Definition
Bollinger Bands is a volatility indicator consisting of three lines: a middle line (20 Moving Average), an upper band (MA + 2 standard deviations), and a lower band (MA - 2 standard deviations). The bands widen during high volatility and narrow during low volatility.
Simple Explanation (Analogy)
Imagine Bollinger Bands as a rubber band wrapped around price movement. When price touches the upper band, the rubber band is stretched to its max upward — it'll likely snap back down. When price touches the lower band, it's pulled down — get ready for a bounce up. And when the bands narrow like an unstretched rubber band? A big 'storm' is coming — price is about to make a big move!
Indonesian Stock Example
Interesting example: when TLKM's Bollinger Bands narrowed drastically for several weeks (squeeze), experienced traders got ready because they knew a big move was coming. Sure enough, after the squeeze, TLKM broke out with a significant rally. On the flip side, when UNVR repeatedly touched the upper Bollinger Band but failed to hold, it signaled that bullish momentum was exhausted.
How to Use
- Add Bollinger Bands to your chart (standard settings: 20 MA, 2 standard deviations). Watch where price is relative to the three lines.
- When price touches or breaks below the lower band, it could be a buying opportunity — but confirm with volume and candlestick reversal patterns. When touching the upper band, be cautious about taking profit.
- Watch for the Bollinger Squeeze (bands narrowing). This signals low volatility usually followed by a big price move. Prepare a strategy to follow the breakout direction.
Common Mistakes
- Automatically buying when price touches the lower band. In a strong downtrend, price can 'walk the band' along the lower band and keep dropping.
- Ignoring the squeeze. Many beginners miss squeeze signals, which are actually one of the most profitable Bollinger Bands setups.
- Using Bollinger Bands alone without volume confirmation.
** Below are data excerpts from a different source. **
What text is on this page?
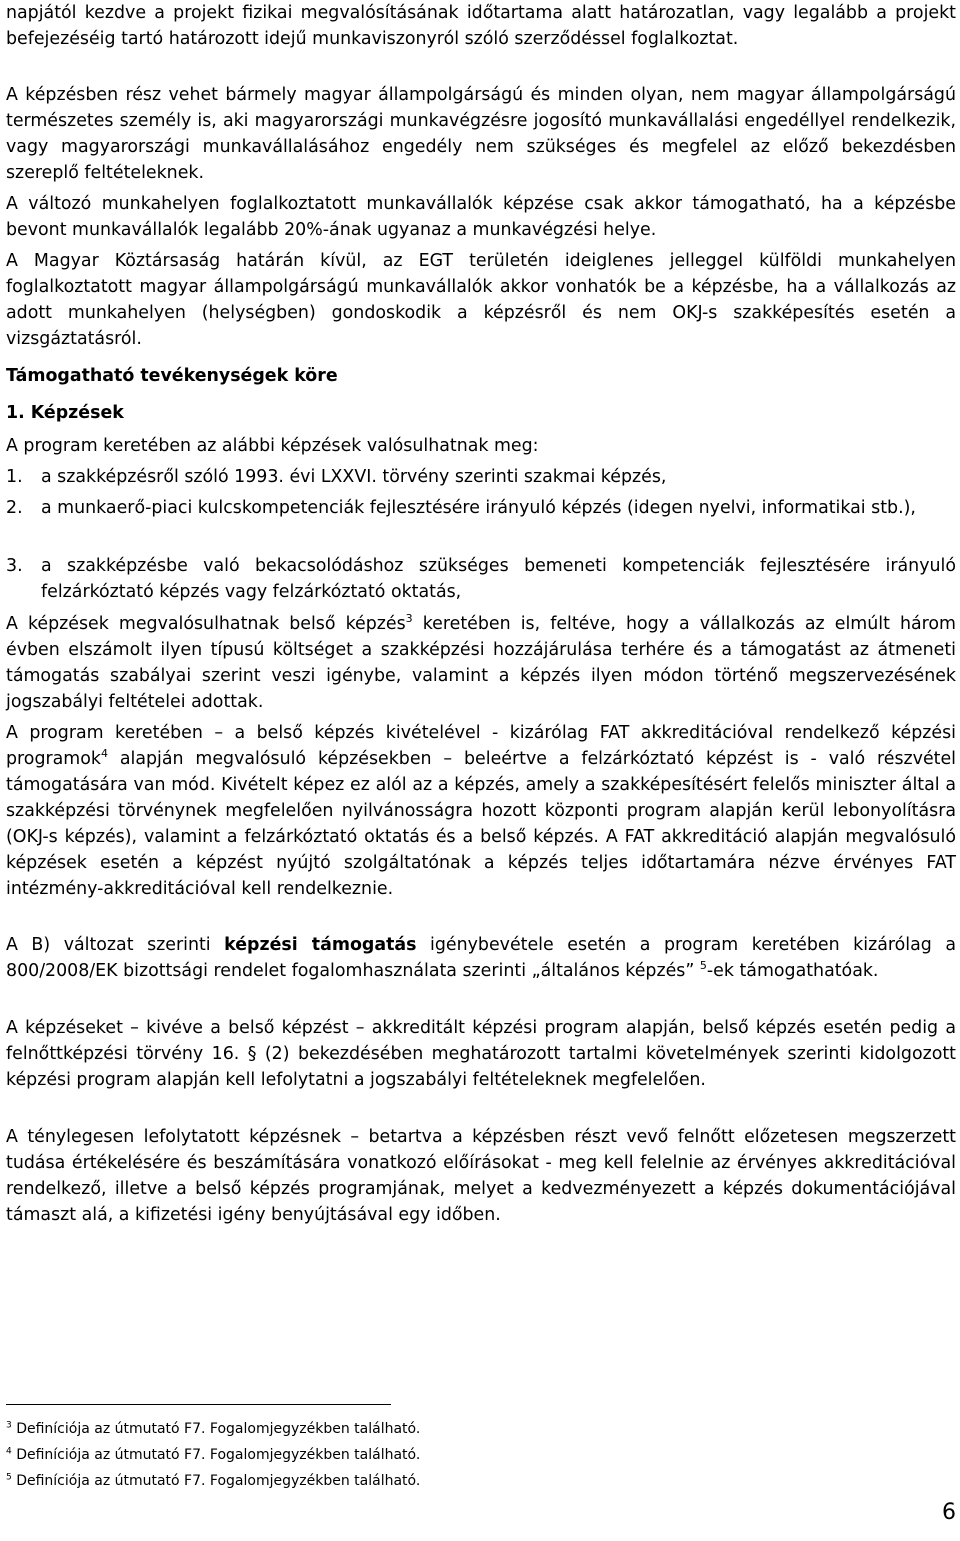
napjától kezdve a projekt fizikai megvalósításának időtartama alatt határozatlan, vagy legalább a projekt befejezéséig tartó határozott idejű munkaviszonyról szóló szerződéssel foglalkoztat.

A képzésben rész vehet bármely magyar állampolgárságú és minden olyan, nem magyar állampolgárságú természetes személy is, aki magyarországi munkavégzésre jogosító munkavállalási engedéllyel rendelkezik, vagy magyarországi munkavállalásához engedély nem szükséges és megfelel az előző bekezdésben szereplő feltételeknek.

A változó munkahelyen foglalkoztatott munkavállalók képzése csak akkor támogatható, ha a képzésbe bevont munkavállalók legalább 20%-ának ugyanaz a munkavégzési helye.

A Magyar Köztársaság határán kívül, az EGT területén ideiglenes jelleggel külföldi munkahelyen foglalkoztatott magyar állampolgárságú munkavállalók akkor vonhatók be a képzésbe, ha a vállalkozás az adott munkahelyen (helységben) gondoskodik a képzésről és nem OKJ-s szakképesítés esetén a vizsgáztatásról.

Támogatható tevékenységek köre

1. Képzések

A program keretében az alábbi képzések valósulhatnak meg:

1. a szakképzésről szóló 1993. évi LXXVI. törvény szerinti szakmai képzés,
2. a munkaerő-piaci kulcskompetenciák fejlesztésére irányuló képzés (idegen nyelvi, informatikai stb.),
3. a szakképzésbe való bekacsolódáshoz szükséges bemeneti kompetenciák fejlesztésére irányuló felzárkóztató képzés vagy felzárkóztató oktatás,

A képzések megvalósulhatnak belső képzés$^3$ keretében is, feltéve, hogy a vállalkozás az elmúlt három évben elszámolt ilyen típusú költséget a szakképzési hozzájárulása terhére és a támogatást az átmeneti támogatás szabályai szerint veszi igénybe, valamint a képzés ilyen módon történő megszervezésének jogszabályi feltételei adottak.

A program keretében – a belső képzés kivételével - kizárólag FAT akkreditációval rendelkező képzési programok$^4$ alapján megvalósuló képzésekben – beleértve a felzárkóztató képzést is - való részvétel támogatására van mód. Kivételt képez ez alól az a képzés, amely a szakképesítésért felelős miniszter által a szakképzési törvénynek megfelelően nyilvánosságra hozott központi program alapján kerül lebonyolításra (OKJ-s képzés), valamint a felzárkóztató oktatás és a belső képzés. A FAT akkreditáció alapján megvalósuló képzések esetén a képzést nyújtó szolgáltatónak a képzés teljes időtartamára nézve érvényes FAT intézmény-akkreditációval kell rendelkeznie.

A B) változat szerinti képzési támogatás igénybevétele esetén a program keretében kizárólag a 800/2008/EK bizottsági rendelet fogalomhasználata szerinti „általános képzés” $^5$-ek támogathatóak.

A képzéseket – kivéve a belső képzést – akkreditált képzési program alapján, belső képzés esetén pedig a felnőttképzési törvény 16. § (2) bekezdésében meghatározott tartalmi követelmények szerinti kidolgozott képzési program alapján kell lefolytatni a jogszabályi feltételeknek megfelelően.

A ténylegesen lefolytatott képzésnek – betartva a képzésben részt vevő felnőtt előzetesen megszerzett tudása értékelésére és beszámítására vonatkozó előírásokat - meg kell felelnie az érvényes akkreditációval rendelkező, illetve a belső képzés programjának, melyet a kedvezményezett a képzés dokumentációjával támaszt alá, a kifizetési igény benyújtásával egy időben.

$^3$ Definíciója az útmutató F7. Fogalomjegyzékben található.
$^4$ Definíciója az útmutató F7. Fogalomjegyzékben található.
$^5$ Definíciója az útmutató F7. Fogalomjegyzékben található.
6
Bands only show volatility boundaries, not definite direction.
FAQ
Why do Bollinger Bands use 2 standard deviations?
Statistically, 2 standard deviations cover about 95% of price data. This means price is outside the bands only 5% of the time — so when price breaches a band, it's a fairly rare event worth paying attention to.
Can I change the Bollinger Bands settings?
Yes. Some traders use 1.5 standard deviations for more sensitive signals or 2.5 for more conservative ones. But the default settings (20, 2) are well-tested and work fine in most market conditions.